El ejemplo más claro es el petróleo. De hecho, aunque el rentismo ha sido conceptualizado por la ciencia económica al menos desde Adam Smith, los primeros esfuerzos serios por indagar en sus consecuencias datan de principios de los ’70, en coincidencia con el primer boom petrolero.
La concentración de la producción en uno o unos pocos recursos naturales tiende a distorsionar la estructura económica y la asignación de los factores productivos, impide la generación de encadenamientos virtuosos y limita el mercado interno, generando una redistribución regresiva del ingreso. En el caso extremo de los países extractivistas como Bolivia o Venezuela, la economía funciona con una lógica de enclave, islas hiperrentables de actividades primario-exportadoras en medio de océanos de atraso. Esto expone al aparato productivo a los vaivenes del mercado mundial, donde el subibaja de los precios –como sucede con esas relaciones atormentadas que años de psicoanálisis nos enseñaron a evitar– lo desilusionan o lo llenan de alegría, pero nunca lo dejan en paz.

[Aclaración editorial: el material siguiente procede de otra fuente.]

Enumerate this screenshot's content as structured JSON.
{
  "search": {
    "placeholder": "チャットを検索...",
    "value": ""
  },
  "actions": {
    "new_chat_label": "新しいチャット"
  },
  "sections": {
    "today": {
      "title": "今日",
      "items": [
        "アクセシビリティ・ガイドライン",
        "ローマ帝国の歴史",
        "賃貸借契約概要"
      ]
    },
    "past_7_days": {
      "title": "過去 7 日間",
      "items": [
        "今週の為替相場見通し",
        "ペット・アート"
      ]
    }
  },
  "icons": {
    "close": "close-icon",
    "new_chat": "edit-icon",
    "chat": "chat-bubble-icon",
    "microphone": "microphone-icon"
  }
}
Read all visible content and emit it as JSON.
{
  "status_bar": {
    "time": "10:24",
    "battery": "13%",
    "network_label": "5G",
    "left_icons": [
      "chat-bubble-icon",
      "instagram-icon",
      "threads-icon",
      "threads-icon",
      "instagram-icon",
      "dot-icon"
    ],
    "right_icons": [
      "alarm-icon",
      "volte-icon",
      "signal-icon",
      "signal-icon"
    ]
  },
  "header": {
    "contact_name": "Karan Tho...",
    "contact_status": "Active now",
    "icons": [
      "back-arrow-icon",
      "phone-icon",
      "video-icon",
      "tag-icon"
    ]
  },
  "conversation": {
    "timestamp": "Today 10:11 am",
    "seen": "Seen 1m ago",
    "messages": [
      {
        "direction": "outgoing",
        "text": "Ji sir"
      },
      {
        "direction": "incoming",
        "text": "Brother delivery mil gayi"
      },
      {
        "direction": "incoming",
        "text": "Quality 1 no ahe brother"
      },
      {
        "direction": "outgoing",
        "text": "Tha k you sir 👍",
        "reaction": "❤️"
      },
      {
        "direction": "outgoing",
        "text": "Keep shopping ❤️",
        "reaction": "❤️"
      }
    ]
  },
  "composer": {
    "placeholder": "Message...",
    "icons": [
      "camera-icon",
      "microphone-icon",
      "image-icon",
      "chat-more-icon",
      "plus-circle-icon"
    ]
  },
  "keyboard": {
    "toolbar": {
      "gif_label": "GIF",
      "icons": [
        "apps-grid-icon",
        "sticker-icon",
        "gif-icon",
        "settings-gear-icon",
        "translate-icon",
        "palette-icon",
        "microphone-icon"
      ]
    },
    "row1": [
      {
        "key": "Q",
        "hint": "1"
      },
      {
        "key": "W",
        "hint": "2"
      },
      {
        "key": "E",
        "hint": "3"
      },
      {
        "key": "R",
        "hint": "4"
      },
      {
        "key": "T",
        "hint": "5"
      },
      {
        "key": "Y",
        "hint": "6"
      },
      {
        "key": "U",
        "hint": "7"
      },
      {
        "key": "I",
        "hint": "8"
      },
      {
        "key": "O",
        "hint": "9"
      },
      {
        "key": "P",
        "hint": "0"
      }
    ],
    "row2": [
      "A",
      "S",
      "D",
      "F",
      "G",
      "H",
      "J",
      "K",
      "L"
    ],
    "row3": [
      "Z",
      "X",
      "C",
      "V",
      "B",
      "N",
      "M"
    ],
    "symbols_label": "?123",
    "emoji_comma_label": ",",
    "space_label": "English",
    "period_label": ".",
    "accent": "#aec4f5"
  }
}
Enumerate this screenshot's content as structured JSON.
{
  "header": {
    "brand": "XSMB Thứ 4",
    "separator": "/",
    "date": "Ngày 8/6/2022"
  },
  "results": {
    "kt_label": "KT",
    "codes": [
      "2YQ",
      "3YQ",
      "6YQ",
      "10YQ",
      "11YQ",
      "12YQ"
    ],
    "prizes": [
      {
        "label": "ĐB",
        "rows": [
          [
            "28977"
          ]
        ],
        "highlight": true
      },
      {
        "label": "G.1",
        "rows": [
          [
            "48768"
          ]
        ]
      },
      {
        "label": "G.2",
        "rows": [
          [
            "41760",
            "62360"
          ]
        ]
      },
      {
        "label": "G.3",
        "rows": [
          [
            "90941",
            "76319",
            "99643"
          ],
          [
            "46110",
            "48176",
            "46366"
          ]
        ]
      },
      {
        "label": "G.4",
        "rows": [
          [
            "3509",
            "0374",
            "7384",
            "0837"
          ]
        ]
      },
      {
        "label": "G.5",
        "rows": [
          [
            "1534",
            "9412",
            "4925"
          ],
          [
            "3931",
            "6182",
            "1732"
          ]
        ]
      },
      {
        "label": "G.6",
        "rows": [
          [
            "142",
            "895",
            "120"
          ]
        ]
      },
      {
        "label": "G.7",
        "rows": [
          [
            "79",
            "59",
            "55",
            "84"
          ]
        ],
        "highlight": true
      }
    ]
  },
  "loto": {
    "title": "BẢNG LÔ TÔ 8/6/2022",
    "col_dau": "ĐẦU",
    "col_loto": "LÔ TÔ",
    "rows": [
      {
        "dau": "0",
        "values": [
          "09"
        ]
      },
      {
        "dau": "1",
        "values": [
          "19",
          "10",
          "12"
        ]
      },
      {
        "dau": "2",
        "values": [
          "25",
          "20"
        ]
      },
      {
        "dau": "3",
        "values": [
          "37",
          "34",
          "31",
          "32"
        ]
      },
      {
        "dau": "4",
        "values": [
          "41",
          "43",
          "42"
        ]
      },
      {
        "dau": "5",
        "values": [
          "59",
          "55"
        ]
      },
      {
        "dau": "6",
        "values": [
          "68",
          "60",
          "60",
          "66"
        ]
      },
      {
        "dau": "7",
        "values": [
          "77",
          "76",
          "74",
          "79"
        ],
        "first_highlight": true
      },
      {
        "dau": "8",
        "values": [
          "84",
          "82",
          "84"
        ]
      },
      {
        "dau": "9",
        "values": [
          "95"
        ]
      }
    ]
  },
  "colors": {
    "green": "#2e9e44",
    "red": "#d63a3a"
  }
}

Hay excepciones, por supuesto. Un caso interesante es el de Noruega, octavo productor de petróleo del mundo y segundo país en el Indice de Desarrollo Humano del PNUD, situación que se explica por el hecho de que el petróleo fue descubierto y comenzó a explotarse tardíamente, pasados los ’60, cuando Noruega ya era país de punta. Pero más allá de este tipo de excepciones y admitiendo las flexibilidades del caso, la idea básica es que existe una relación inversa entre riqueza natural y desarrollo. O incluso más: la maldición de los recursos naturales ha sido asumida por algunos académicos casi como un determinismo geográfico, un fatalismo tropical. Estudios recientes del BID, por ejemplo, sostienen que los países más ricos en recursos naturales y más cercanos a la línea ecuatorial están condenados a ser más atrasados y pobres.
En América latina, el caso más claro de fracaso del rentismo es Venezuela, que depende casi exclusivamente del petróleo, con una producción manufacturera en bancarrota y una agricultura devastada, un Estado que bate records de ineficiencia y un proceso de desinstitucionalización rampante del sistema político. Chávez, lejos de revertir esta situación, la empeoró: las exportaciones petroleras representan hoy cerca del 94 por ciento de los ingresos por exportaciones totales, cuando diez años atrás constituían el 68; del mismo modo, cerca del 49 por ciento de los ingresos fiscales del gobierno central proviene hoy del petróleo, por vía de impuestos, regalías y dividendos, contra 37 por ciento en 1999.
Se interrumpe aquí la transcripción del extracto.